The outcomes of the GFC speak for themselves. Australia was almost the only developed country to avoid a recession. Where fiscal stimulus was limited and temporary, as in the US, recovery from the recession has been slow and weak. Where classical austerity measures were implemented, as in much of Europe, there has been no recovery at all. In the UK, for example, often taken as a model by Australian conservatives, GDP is still 4 per cent below its peak of five years ago. On present indications, it will take a decade, and quite possibly more to repair the damage done by austerity policies.

The stimulus package introduced in 2009 included, quite appropriately, a strategy for a return to surplus as the economy recovered. Unfortunately, after committing to an optimistic timetable, former Treasurer Wayne Swan treated the return to surplus as an end in itself, not a tool of macroeconomic management. This effectively conceded the ground in the macroeconomic debate to Abbott and the opponents of Keynesian stimulus.

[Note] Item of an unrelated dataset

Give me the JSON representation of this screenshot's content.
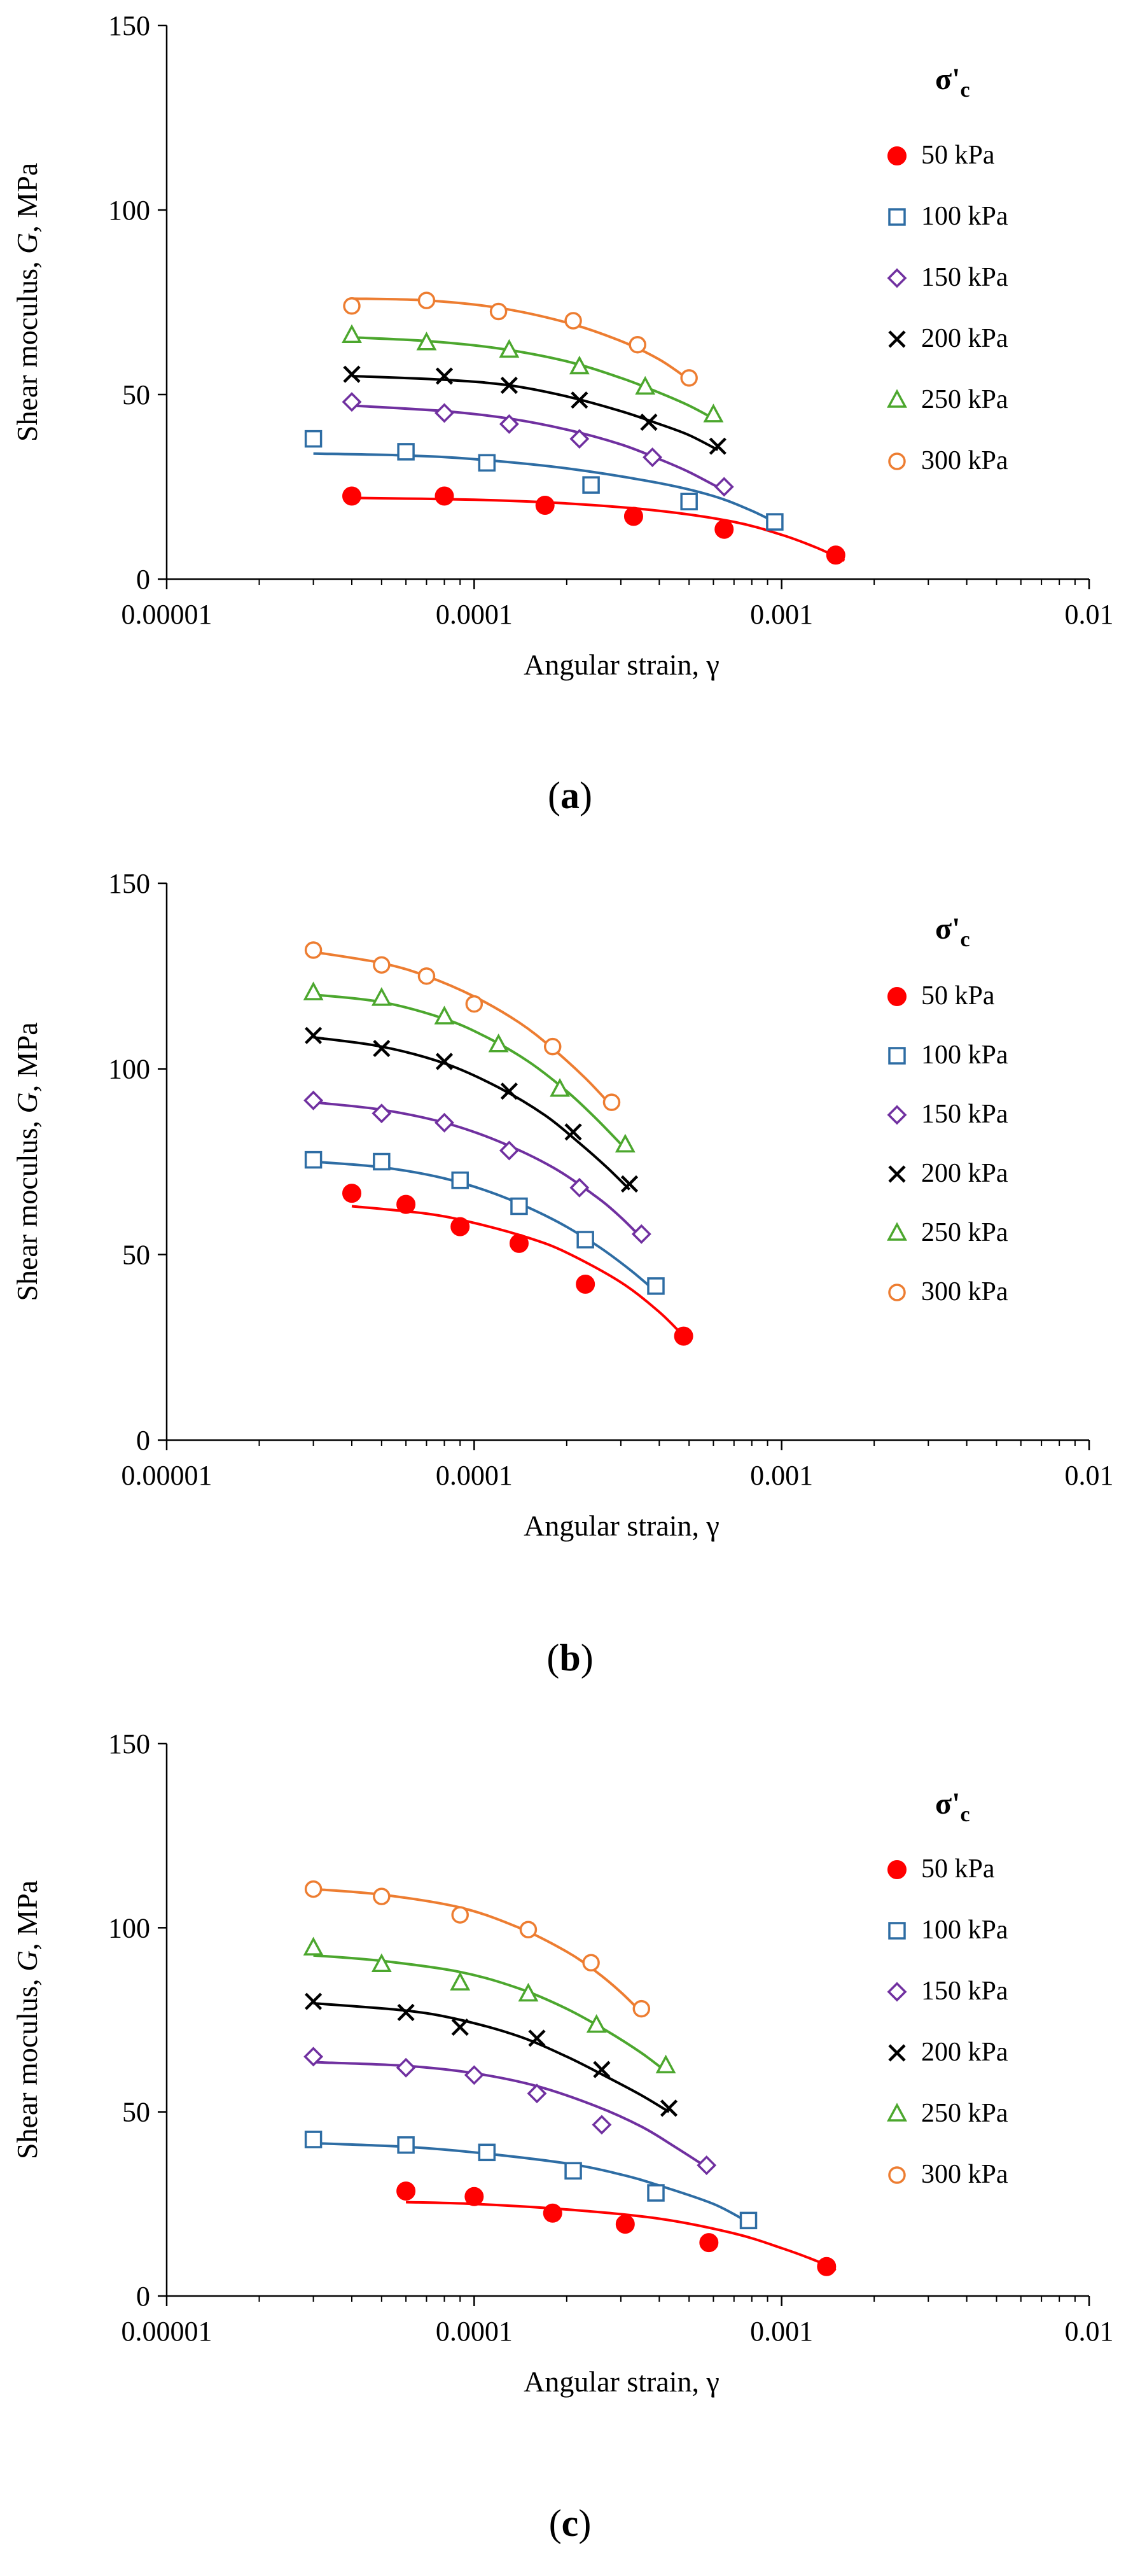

To win the election Rudd needs to move beyond attacks on the specifics of Abbott’s policies (or the lack thereof). He must explain why the Keynesian and social democratic policies he espoused and implemented in his first term as PM are the right way forward for Australia, and why the Howard government policies of consistent surpluses, regardless of economic conditions, represent a recipe for disaster next time there is an economic crisis.

53 thoughts on “Reading the economic theories of Rudd and Abbott

  1. Prof, do you think Rudd can explain how Treasury could chronically overestimate Costello’s surpluses and underestimate Swan’s deficits? (rather than C being prudent and S shifty). Without that, no point in embarking on Macro 101.

  2. JQ: ¨On present indications, it will take a decade, and quite possibly more to repair the damage done by austerity policies.¨
    Is there any non-fairyland scenario in which the Eurozone or UK economies can ever do better than convergence with the previous long-term growth trend? That´s what you would need to undo the damage of austerity. Otherwise the misery of the Great Depression and the Great Recession remain as uncompensated blots on the history of humanity. (That´s without counting the Nazis as collateral damage.) It´s more likely you never catch up, as per deLong/Summers hysteresis: there´s a new, lower growth path.

  3. I am definitely not up to date with the latest literature on economic convergence, but it is fairly obvious to me that one would expect an S-shaped economic growth curve. At low levels of development there is high marginal productivity of capital and is very easy to raise the standards of living. In developed countries, a unique economic shock leads to a reduction in the productivity of the labour force due to (if you’re a neolib, a large chunk of the population choose to take an extended holiday; if you are rational, there are structural issues among them a decreased safety net for all aspects of employment and training) and a concurrent brain drain as the most educated fraction of the population chases economic opportunities elsewhere. Convergence is not an immutable law and must not be assumed.